Quirófano abierto en Sakura: un fallo de cableado cuesta 40 caballos al motor de Alonso
En Japón no se han quedado de brazos cruzados esperando que se decida esta decisión. Y es que tras la última carrera, montaron un chasis del AMR26 en sus bancos de pruebas de Sakura. El objetivo fue someter al motor a las mismas torsiones y fuerzas que sufre en el circuito para localizar el origen de las vibraciones que están destrozando la fiabilidad. Es una búsqueda incansable del error de base, monitorizada las 24 horas, para intentar salvar una unidad de potencia que hasta ahora solo ha traído problemas.
No es un problema menor. Estas vibraciones afectan a la entrega de potencia, al desgaste de los neumáticos y, lo que es peor, a la confianza del piloto al entrar en curva.
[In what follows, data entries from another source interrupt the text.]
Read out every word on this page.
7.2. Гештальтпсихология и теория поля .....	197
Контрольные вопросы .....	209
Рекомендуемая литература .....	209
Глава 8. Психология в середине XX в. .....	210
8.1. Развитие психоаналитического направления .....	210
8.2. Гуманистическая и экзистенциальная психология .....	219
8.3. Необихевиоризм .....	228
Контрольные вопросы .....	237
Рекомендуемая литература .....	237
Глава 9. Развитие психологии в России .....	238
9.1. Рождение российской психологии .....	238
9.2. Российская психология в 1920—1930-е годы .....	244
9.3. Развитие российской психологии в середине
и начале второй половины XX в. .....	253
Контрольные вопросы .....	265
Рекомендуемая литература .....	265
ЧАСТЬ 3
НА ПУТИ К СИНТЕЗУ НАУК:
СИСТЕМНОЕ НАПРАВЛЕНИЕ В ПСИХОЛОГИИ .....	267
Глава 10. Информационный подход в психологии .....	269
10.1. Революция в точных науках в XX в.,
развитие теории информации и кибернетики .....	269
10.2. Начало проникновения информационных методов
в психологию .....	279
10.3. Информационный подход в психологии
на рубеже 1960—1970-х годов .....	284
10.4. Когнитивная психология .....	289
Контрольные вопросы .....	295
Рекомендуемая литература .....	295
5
Shintaro Orihara, el jefe de ingenieros en pista de Honda, ha reconocido que la situación es compleja. Han detectado que el motor no armoniza con el chasis de Aston Martin de la forma esperada.
Para el GP de Miami no hay motor nuevo ni posibles milagros, por mucho que desde Inglaterra se hayan vendido fuegos artificiales. Honda introduce una modificación después de que los test en el banco dinámico de Sakura detectaran un déficit de casi 40 caballos provocado por interferencias electromagnéticas en el cableado. Shintaro Orihara confirmó esta semana que se ha revisado la arquitectura eléctrica para solucionar este punto, aunque el impacto en los tiempos por vuelta será limitado.
El propulsor mantiene sus límites de funcionamiento actuales. Aumentar el régimen de revoluciones para buscar más potencia comprometería la integridad de los pistones debido a las altas presiones y al calor, lo que provocaría una avería mecánica en pocas vueltas. El formato Sprint y el calor de Miami obligan a Aston Martin a centrarse en la fiabilidad del AMR26. El objetivo es cruzar la meta sin incidentes mientras se negocia con la FIA una apertura del reglamento que permita cambios estructurales en el motor. Con todo, el motorista necesita ese margen para introducir las mejoras de diseño que el coche reclama desde el inicio de la temporada.